Con sentenza del 27 ottobre 2010 il Tribunale di Roma ha deciso nel caso Janssen – Menarini v. EG in relazione ad un brevetto concernente il principio attivo nebivololo. Si tratta di uno dei pochi casi (forse l’unico, alemno stando alle decisioni pubblicate) in cui si è affrontata la questione della validità di un c.d. “enantiomer patent”. In breve, il Tribunale è stato chiamato a decidere se il brevetto rivendicante un enantiomero del nebivololo fosse dotato di novità e attività inventiva a fronte dell’anteriorità data da un brevetto che asseritamente già divulgava la forma racemica.

il Tribunale ha completamente ribaltato la ricostruzione del CTU e affermato che, nonostante i diversi riscontri che in giurisprudenza ha avuto l’orientamento che esclude la sperimentazione dalle attività normali dell’esperto del ramo, nello specifico settore farmaceutico, l’esperto del ramo è in realtà un “ricercatore”. Per lo stesso, quindi, lo svolgimento di un certo livello di sperimentazione costituisce attività di routine. In particolare, noto il racemo (o, come nel caso di specie, una miscela di racemi), è routine per l’esperto del ramo procedere alla separazione degli enantiomeri ed alla verifica dell’attività degli stessi, tramite il cosiddetto approccio “top down” (ovverosia, letteralmente, la scomposizione progressiva del compound, dapprima volta ad isolare le strutture racemiche e successivamente ad analizzare i singoli componenti costituenti il racemo).
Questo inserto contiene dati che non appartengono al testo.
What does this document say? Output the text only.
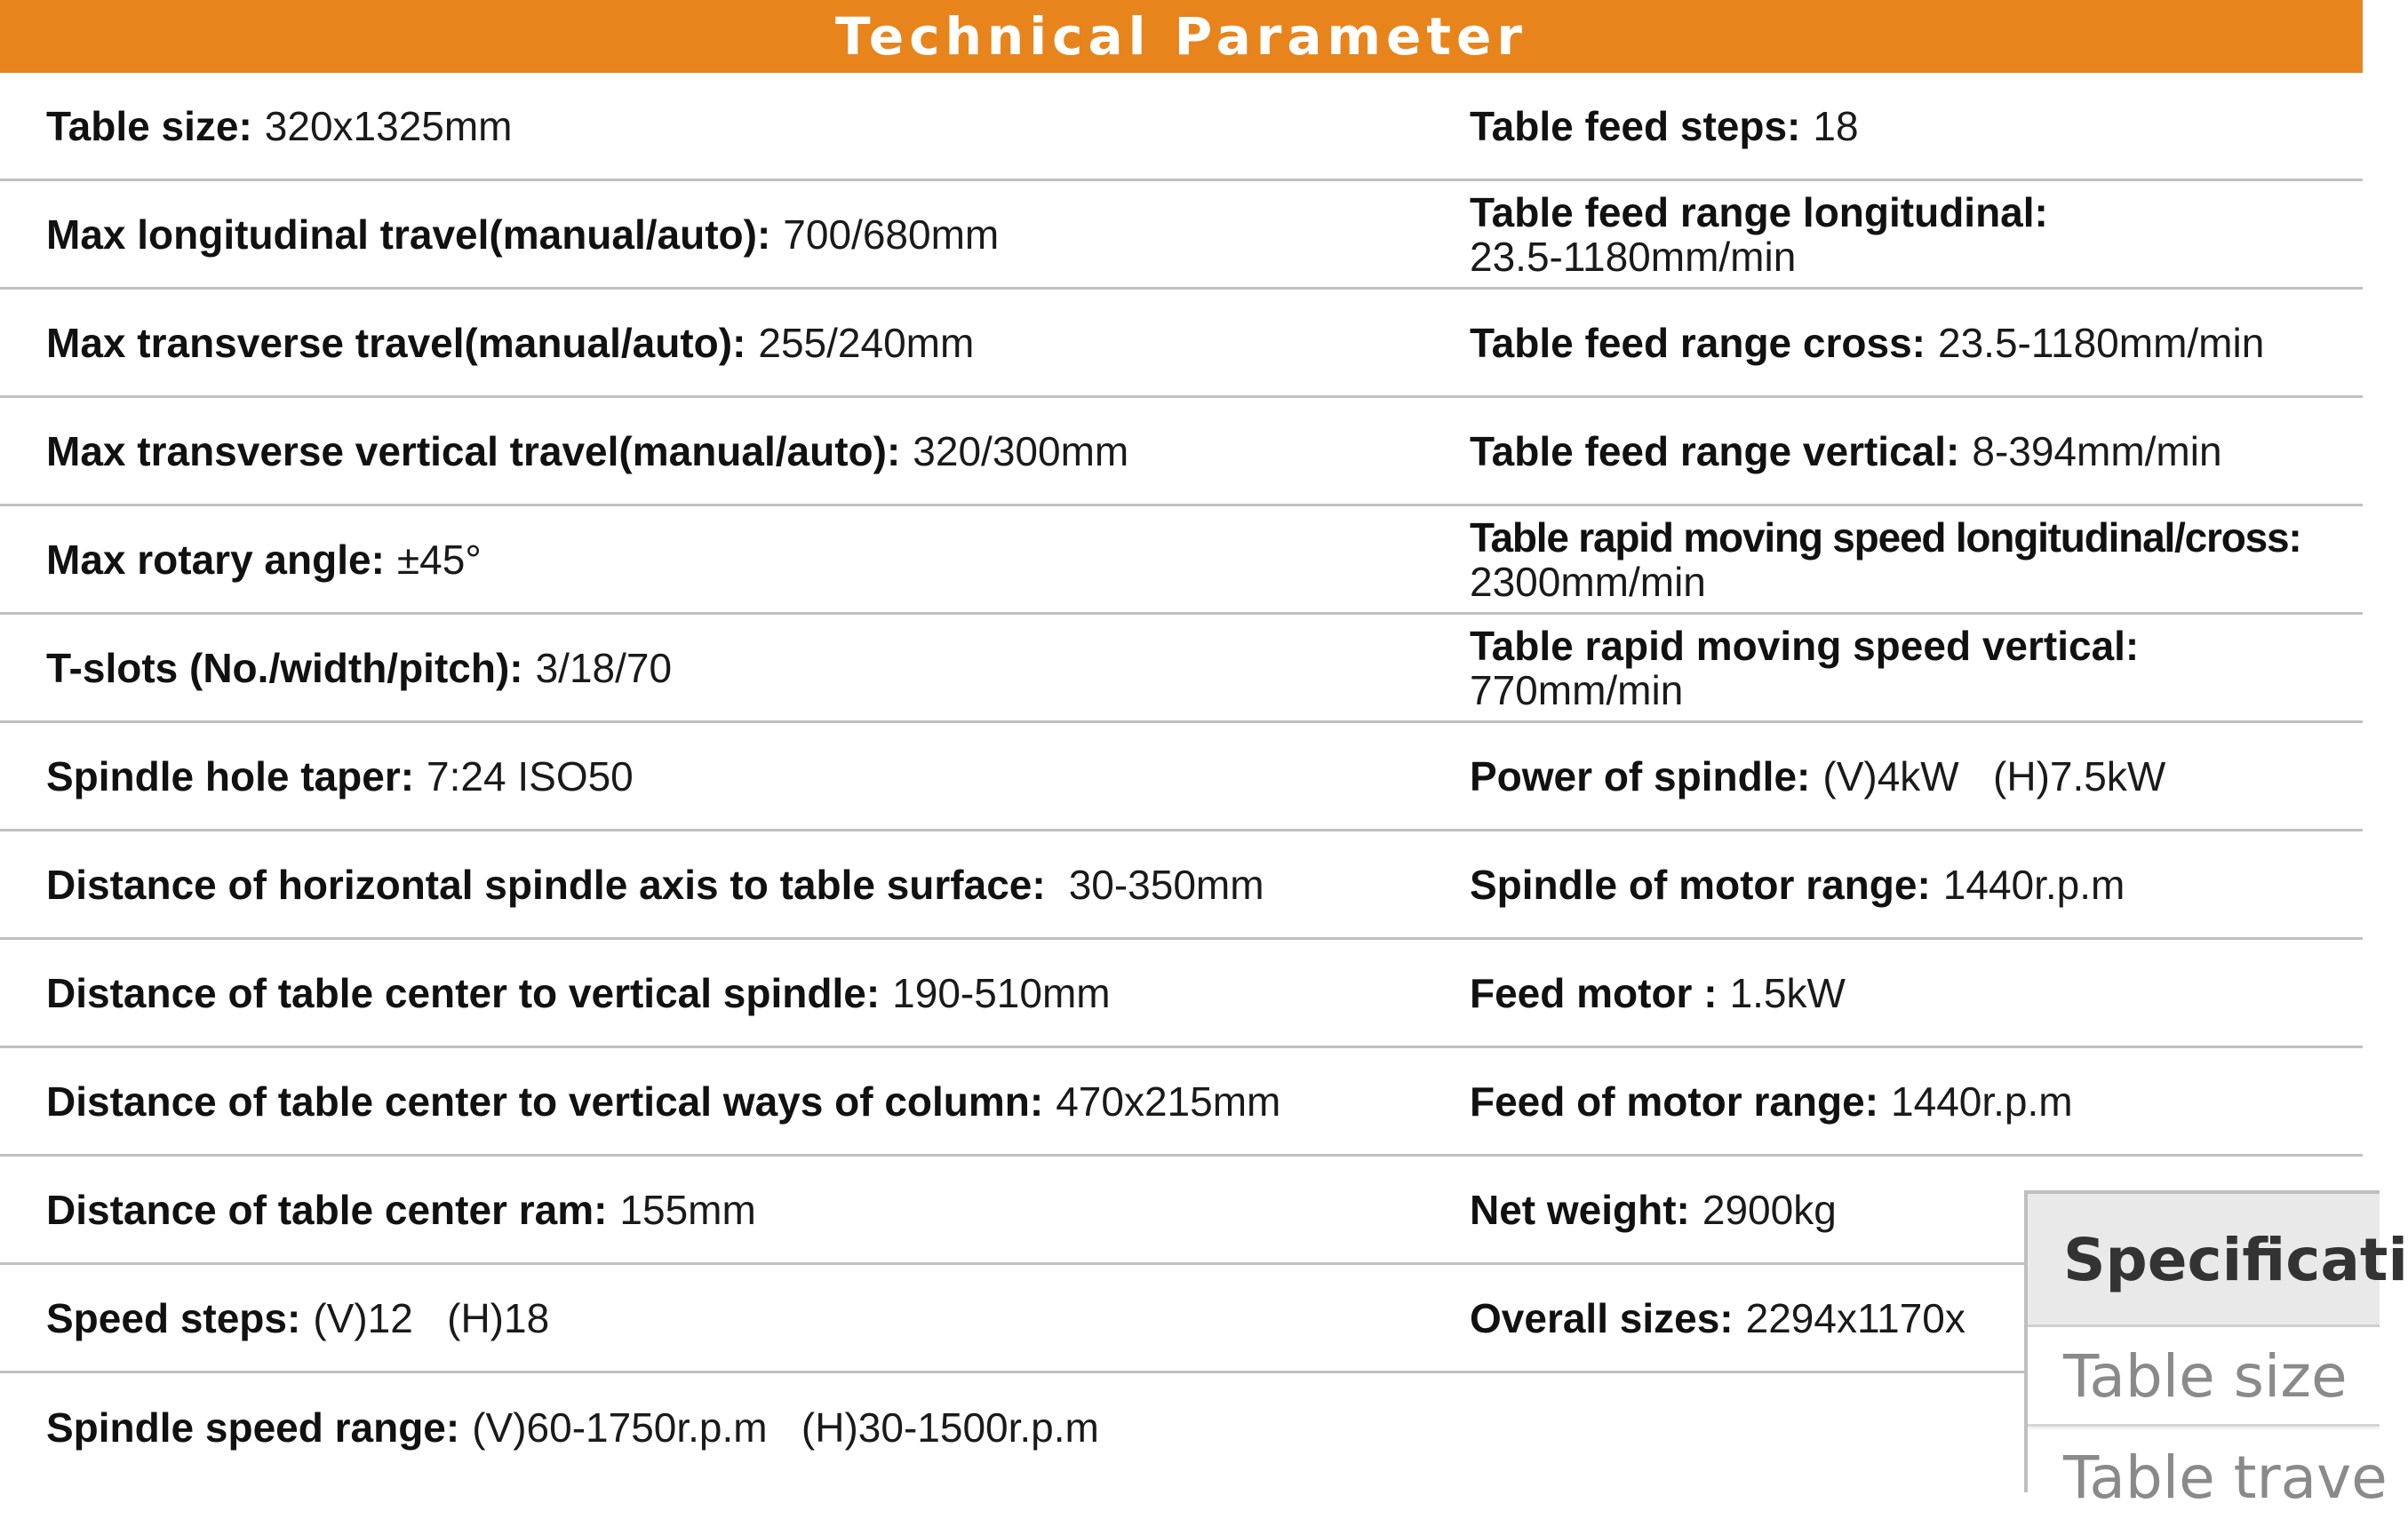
Technical Parameter
Table size: 320x1325mm	Table feed steps: 18
Max longitudinal travel(manual/auto): 700/680mm	Table feed range longitudinal:
23.5-1180mm/min
Max transverse travel(manual/auto): 255/240mm	Table feed range cross: 23.5-1180mm/min
Max transverse vertical travel(manual/auto): 320/300mm	Table feed range vertical: 8-394mm/min
Max rotary angle: ±45°	Table rapid moving speed longitudinal/cross:
2300mm/min
T-slots (No./width/pitch): 3/18/70	Table rapid moving speed vertical:
770mm/min
Spindle hole taper: 7:24 ISO50	Power of spindle: (V)4kW   (H)7.5kW
Distance of horizontal spindle axis to table surface: 30-350mm	Spindle of motor range: 1440r.p.m
Distance of table center to vertical spindle: 190-510mm	Feed motor : 1.5kW
Distance of table center to vertical ways of column: 470x215mm	Feed of motor range: 1440r.p.m
Distance of table center ram: 155mm	Net weight: 2900kg
Speed steps: (V)12   (H)18	Overall sizes: 2294x1170x
Spindle speed range: (V)60-1750r.p.m   (H)30-1500r.p.m
Specificati
Table size
Table trave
Questa decisione verrà certamente massimata e vi sarà senz’altro chi cercherà di derivarne un principio di carattere generale rispetto agli “enantiomer patents”. Ritengo però azzardata una generalizzazione. Ad una lettura attenta della sentenza, sembra che l’accertamento negativo del Tribunale in ordine all’attività inventiva sia stato profondamente influenzato dalle circostanze specifiche del caso. Le conclusioni del Tribunale in riferimento all’assenza di attività inventiva alla luce della ovvietà del c.d. approccio “top down”, infatti, sembrano in realtà essere un obiter dictum, avendo il Tribunale già in precedenza deciso per la non brevettabilità del trovato in virtù di un altro e diverso motivo, quale la supposta assenza, dal contesto globale della descrizione, delle rivendicazioni e dei disegni del brevetto, dell’indicazione del beneficio tecnico derivante dall’enantiomero rispetto al composto noto contenente il racemo. In ogni caso il Tribunale afferma espressamente che il giudizio di ovvietà può comunque essere superato dalla prova storica, ad esempio, di un particolare pregiudizio tecnico che avrebbe disincentivato l’esperto del ramo alla scomposizione del composto di base ed alla verifica dell’attività dell’enantiomero.